実施例(表1)と比較例(表2)との比較から明らかなように、本発明の、溶媒を使用しないクロロホスファゼンオリゴマーの製造方法の場合には、塩素化リンから換算した生成物収率が高く、生成物中の3量体含有率が高いことがわかる。
【0034】
【表1】
【0035】
【表2】
【0036】
【発明の効果】
本発明によると、溶媒を用いることなく、気化した塩素化リンを特定の速度で供給して塩化アンモニウムと反応させることにより、環状クロロホスファゼン3量体を選択的に製造することが可能である。そして、本発明により、工業的に有用な環状クロロホスファゼン3量体を高収率・高選択性で製造することが可能である。
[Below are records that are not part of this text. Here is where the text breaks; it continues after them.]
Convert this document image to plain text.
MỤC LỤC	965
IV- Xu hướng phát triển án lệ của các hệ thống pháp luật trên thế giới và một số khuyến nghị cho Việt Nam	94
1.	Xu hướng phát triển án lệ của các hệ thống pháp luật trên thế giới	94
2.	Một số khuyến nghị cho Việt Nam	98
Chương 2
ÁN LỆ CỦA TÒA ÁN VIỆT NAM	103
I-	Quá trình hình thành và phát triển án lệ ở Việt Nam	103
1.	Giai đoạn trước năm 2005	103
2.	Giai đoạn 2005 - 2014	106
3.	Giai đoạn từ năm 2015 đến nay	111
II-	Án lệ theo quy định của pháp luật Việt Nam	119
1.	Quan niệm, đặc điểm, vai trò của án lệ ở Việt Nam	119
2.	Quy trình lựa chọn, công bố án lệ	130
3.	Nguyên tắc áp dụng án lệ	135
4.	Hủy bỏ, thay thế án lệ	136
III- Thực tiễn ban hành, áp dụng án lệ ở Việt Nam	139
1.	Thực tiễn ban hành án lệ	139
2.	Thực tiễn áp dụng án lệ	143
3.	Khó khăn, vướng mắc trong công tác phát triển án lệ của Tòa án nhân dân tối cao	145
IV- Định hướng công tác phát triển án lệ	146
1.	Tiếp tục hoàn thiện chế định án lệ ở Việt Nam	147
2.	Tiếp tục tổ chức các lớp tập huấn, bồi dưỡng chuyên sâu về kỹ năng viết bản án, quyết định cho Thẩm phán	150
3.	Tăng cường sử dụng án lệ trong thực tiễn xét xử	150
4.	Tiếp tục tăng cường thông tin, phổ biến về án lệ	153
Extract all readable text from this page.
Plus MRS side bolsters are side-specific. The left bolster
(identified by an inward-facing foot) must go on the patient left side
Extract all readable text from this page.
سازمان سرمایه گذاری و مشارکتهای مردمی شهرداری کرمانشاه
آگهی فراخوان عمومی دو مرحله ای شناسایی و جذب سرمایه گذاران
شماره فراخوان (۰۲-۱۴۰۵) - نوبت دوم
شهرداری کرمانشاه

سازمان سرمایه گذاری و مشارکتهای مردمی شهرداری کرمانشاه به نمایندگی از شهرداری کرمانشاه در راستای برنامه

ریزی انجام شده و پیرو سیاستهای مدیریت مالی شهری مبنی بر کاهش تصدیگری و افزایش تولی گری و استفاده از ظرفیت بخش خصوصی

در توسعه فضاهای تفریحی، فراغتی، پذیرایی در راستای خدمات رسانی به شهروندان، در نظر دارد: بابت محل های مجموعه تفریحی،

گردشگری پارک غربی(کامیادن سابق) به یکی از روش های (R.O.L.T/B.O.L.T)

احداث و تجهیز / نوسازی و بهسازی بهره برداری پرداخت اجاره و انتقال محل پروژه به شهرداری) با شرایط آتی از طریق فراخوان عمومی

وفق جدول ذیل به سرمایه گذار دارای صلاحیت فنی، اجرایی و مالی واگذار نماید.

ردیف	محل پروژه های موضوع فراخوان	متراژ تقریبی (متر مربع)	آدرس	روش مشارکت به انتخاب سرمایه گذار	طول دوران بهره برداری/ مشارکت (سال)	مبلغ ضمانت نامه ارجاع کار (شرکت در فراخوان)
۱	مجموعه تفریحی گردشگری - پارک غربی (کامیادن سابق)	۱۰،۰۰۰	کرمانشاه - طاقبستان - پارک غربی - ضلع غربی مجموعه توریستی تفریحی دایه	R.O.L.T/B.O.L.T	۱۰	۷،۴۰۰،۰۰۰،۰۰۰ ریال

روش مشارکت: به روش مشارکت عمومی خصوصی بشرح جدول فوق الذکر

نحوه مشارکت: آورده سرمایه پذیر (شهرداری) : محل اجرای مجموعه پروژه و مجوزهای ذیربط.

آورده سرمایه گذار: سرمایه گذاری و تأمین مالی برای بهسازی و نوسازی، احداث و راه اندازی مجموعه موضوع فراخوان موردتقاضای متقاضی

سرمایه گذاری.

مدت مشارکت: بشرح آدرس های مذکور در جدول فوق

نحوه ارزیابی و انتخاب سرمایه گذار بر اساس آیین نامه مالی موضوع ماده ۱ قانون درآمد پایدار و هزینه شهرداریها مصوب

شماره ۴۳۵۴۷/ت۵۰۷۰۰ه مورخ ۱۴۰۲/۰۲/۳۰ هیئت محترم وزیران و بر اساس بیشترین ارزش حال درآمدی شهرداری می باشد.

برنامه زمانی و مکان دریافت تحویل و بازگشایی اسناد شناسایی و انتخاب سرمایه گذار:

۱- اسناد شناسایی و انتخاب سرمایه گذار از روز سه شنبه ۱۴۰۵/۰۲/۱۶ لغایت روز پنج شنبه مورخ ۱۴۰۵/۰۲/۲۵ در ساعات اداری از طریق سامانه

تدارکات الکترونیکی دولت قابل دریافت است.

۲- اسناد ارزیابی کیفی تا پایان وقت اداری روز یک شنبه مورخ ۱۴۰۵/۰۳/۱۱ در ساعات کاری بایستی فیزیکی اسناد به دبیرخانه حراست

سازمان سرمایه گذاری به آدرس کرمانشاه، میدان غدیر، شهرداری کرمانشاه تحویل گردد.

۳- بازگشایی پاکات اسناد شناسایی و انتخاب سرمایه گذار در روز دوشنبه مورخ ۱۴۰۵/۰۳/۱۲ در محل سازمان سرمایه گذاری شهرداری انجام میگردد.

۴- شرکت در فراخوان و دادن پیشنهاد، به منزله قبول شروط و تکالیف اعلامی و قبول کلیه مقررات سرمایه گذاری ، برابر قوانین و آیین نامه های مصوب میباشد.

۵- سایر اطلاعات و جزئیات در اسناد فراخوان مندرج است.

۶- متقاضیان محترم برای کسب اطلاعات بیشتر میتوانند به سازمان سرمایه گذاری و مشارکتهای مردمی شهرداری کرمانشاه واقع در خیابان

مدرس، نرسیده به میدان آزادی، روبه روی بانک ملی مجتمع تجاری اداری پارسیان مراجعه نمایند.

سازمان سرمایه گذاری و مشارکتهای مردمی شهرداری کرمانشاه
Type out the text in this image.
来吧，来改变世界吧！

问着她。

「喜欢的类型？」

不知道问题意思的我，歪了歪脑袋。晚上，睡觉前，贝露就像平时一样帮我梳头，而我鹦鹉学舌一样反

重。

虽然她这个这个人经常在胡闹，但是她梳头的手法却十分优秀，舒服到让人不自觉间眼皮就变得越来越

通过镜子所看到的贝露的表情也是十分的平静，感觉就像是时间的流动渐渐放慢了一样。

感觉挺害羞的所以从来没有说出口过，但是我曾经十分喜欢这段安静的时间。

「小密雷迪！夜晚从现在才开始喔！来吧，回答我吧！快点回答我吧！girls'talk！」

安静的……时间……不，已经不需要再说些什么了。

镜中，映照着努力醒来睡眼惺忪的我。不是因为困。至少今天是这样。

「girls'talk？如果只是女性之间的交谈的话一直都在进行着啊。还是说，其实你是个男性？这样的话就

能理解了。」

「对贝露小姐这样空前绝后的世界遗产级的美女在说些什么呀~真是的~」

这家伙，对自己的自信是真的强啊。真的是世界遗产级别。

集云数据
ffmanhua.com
ホスファゼンオリゴマー及びホスファゼンポリマーの各種誘導体は、プラスチック及びその添加剤、ゴム、肥料、医薬等、より広範囲な用途へ使用されることが期待できる。
Claims (3)
- 溶媒を用いることなく、クロロホスファゼンオリゴマーの製造に使用されている触媒の存在下に塩素化リンと塩化アンモニウムからクロロホスファゼンオリゴマーを製造する方法であって、予め、反応系内に仕込まれた塩化アンモニウムに、気化させた塩素化リンを、仕込みの塩化アンモニウム1モルに対して10−4〜10モル/hrの速度で供給して反応させることを特徴とするクロロホスファゼンオリゴマーの製造方法。
- 塩素化リンの供給速度が、塩化アンモニウム1モルに対し10−3〜10モル/hrであることを特徴とする請求項1記載のクロロホスファゼンオリゴマーの製造方法。
- 触媒が、ZnOまたはMgCl 2 であることを特徴とする請求項1または2に記載のクロロホスファゼンオリゴマーの製造方法。